One can just imagine the agony of a young woman in this male dominated society, who is widowed at 24, with two kids and decides not to marry again and raise her kids despite all odds.“After becoming a widow, I never wore good colour clothes. My shirt, trouser and scarf would always make no combination. I wouldn’t comb my hair in months and thus I would look like a beggar. My mother-in-law lost her senses after the death of my husband. She slept on his grave, from morning till night, in hot and cold weather, in the hope to hear his voice. She died 10 years after the death of her son.
“Despite an offer I did not let my only son to join the Army. Because I was too scared. A child who has not seen the face of his father, what will be his state of mind? It is unimaginable. Due to my limited income yet I have not married him (son). My husband’s batch fellows have retired as generals; if he could have lived this long, today we would have had a different lifestyle. Those, whose families and quiet lives were destroyed by wars, what remains for them in life? But as a Shaheed (martyr) we are proud of my husband. That is our religious faith.”
Advocating for peace she said, “Our entire family is in the Army and there are such houses where more then one person lost his life in a war between Pakistan and India. Now there should be peace — no more wars and sufferings. Today our economic problems have increased many times than the past. Even the price of vegetable has run out of the common people’s reach. Joblessness is destroying lives of the youth. The use of narcotics has increased and suicides are on the rise. Incompetent and corrupt successive governments took advantage of the war-like situations — it should all come to an end now. We can hope for peace only. There is no remedy to the sufferings my children and I went through, but if there is a permanent truce between Pakistan and India at least there will be no more people like us,” she said.
It is true that our dreams of peace can come true only when the governments of Pakistan and India are take big initiatives.“President General Pervaiz Musharraf and Prime Minister Atal Bihari Vajpayee have the writ and power to bring peace in this region,” says Mrs Saiqa Malik, daughter of Major Hanif (Shaheed).
“Out of our countries and on the Internet I have seen tolerance and respect for each other. Muslims, Hindus, Sikhs and Christians all respect each other’s faiths. The hatred is only within the governments and now there should be an end to it.”Saiqa denounced war and said she has just a vivid memory of his father, who died when she was just three-and-half years old.“My younger brother and my life has remained empty of the presence of a father, but our mother did not let us realize it,” she concluded.

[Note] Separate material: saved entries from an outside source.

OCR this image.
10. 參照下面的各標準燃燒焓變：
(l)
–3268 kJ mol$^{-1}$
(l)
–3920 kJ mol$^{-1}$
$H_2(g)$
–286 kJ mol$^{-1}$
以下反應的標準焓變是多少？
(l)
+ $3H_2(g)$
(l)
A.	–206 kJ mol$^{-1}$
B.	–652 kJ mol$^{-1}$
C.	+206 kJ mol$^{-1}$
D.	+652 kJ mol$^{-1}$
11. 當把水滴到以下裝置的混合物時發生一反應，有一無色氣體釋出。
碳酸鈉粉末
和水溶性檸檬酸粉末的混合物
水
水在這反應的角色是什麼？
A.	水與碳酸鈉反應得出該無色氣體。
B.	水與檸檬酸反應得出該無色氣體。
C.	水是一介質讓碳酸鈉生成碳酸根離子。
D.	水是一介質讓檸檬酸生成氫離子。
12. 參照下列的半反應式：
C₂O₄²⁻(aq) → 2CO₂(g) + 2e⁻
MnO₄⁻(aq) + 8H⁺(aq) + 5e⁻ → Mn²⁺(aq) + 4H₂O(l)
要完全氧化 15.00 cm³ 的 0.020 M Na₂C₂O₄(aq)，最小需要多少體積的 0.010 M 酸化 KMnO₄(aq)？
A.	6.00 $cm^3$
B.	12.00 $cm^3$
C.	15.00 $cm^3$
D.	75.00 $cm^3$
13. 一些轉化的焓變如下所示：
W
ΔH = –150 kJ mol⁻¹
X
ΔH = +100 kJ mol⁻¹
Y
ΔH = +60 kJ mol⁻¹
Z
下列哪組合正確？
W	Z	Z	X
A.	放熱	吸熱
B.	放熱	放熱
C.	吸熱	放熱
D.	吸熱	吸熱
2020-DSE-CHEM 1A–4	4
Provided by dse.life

Indeed war has given us nothing except miseries. In 1948 my grandfather Mr Snober, in the 1965 my elder uncle Mr Ghulam Akber and in 1971 my younger uncle Mr Amirullah became disabled for life, one after another; while in 1999 my younger brother Ajaz Rehman was martyred in Kargil. No doubt, we are proud of their services to the nation. But today, like millions of other peace-loving people of Pakistan and India, my family and I have also a dream for permanent peace so that happiness and prosperity can touch our lives as well.
President Musharaf as a solder and Prime Minister Vajpayee as a poet/intellectual know better, the importance of peace over war — so let us hope our dreams of peace will come true and the disgusting chapter of hostilities will meet an end.